Originally I wrote it up for a resource with id "123" and a conditional create with If-None-Exist: _id=123
but Robin pointed out that this WOULD work because _id
is a parameter that we serve from the resource tables.
We also serve _lastUpdated
from those tables and so that would work like it does today as well.
Robin also pointed out that if conditional create by identifier is the most common use-case, then we could make a compromise and store identifiers as part of the transaction but leave the other values for remote processing.
And if we wanted to get really fancy, we could allow the user to configure it (somewhat similar to search parameter filtering)

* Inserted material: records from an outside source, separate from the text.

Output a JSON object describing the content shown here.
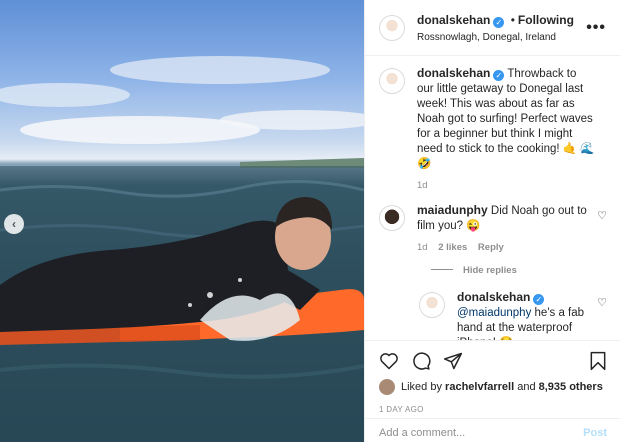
{
  "header": {
    "username": "donalskehan",
    "separator": "•",
    "follow_status": "Following",
    "location": "Rossnowlagh, Donegal, Ireland",
    "more": "•••"
  },
  "caption": {
    "username": "donalskehan",
    "text": "Throwback to our little getaway to Donegal last week! This was about as far as Noah got to surfing! Perfect waves for a beginner but think I might need to stick to the cooking! 🤙 🌊 🤣",
    "time": "1d"
  },
  "comments": [
    {
      "username": "maiadunphy",
      "text": "Did Noah go out to film you? 😜",
      "time": "1d",
      "likes": "2 likes",
      "reply": "Reply"
    }
  ],
  "hide_replies": "Hide replies",
  "reply": {
    "username": "donalskehan",
    "mention": "@maiadunphy",
    "text": " he's a fab hand at the waterproof iPhone! 😂"
  },
  "likes": {
    "prefix": "Liked by ",
    "user": "rachelvfarrell",
    "mid": " and ",
    "count": "8,935 others"
  },
  "posted": "1 DAY AGO",
  "add_comment": {
    "placeholder": "Add a comment...",
    "post": "Post"
  },
  "colors": {
    "verified": "#3897f0",
    "board": "#ff6a2b",
    "wetsuit": "#1d1f24"
  }
}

Although many resources can share the same _lastUpdated value so it is not a good candidate for testing the existence of a resource.
If we get to #3774 then that could alleviate some of these concerns (depending how its implemented)...at least for conditional interactions that rely on identifiers
Proposal: introduce a config parameter to control the behavior of the server in this scenario.
We need to remember where async indexing is configured and see if it makes sense to introduce a new parameter there.
Currently, that config is global (not per-tenant), and so we'd probably want this new parameter to be so also.
For example, fhirServer/remoteIndexService/conditionalInteractionBehavior
with allowed values allow
, warn
, or error
Alternatively, include under fhirServer/resources
like
"conditionalInteractionBehavior": "allow | warn | error | errorOnAsync"
where "errorOnAsync" is a special value that means the conditional actions are normally allowed but NOT ALLOWED if asynchronous indexing is configured.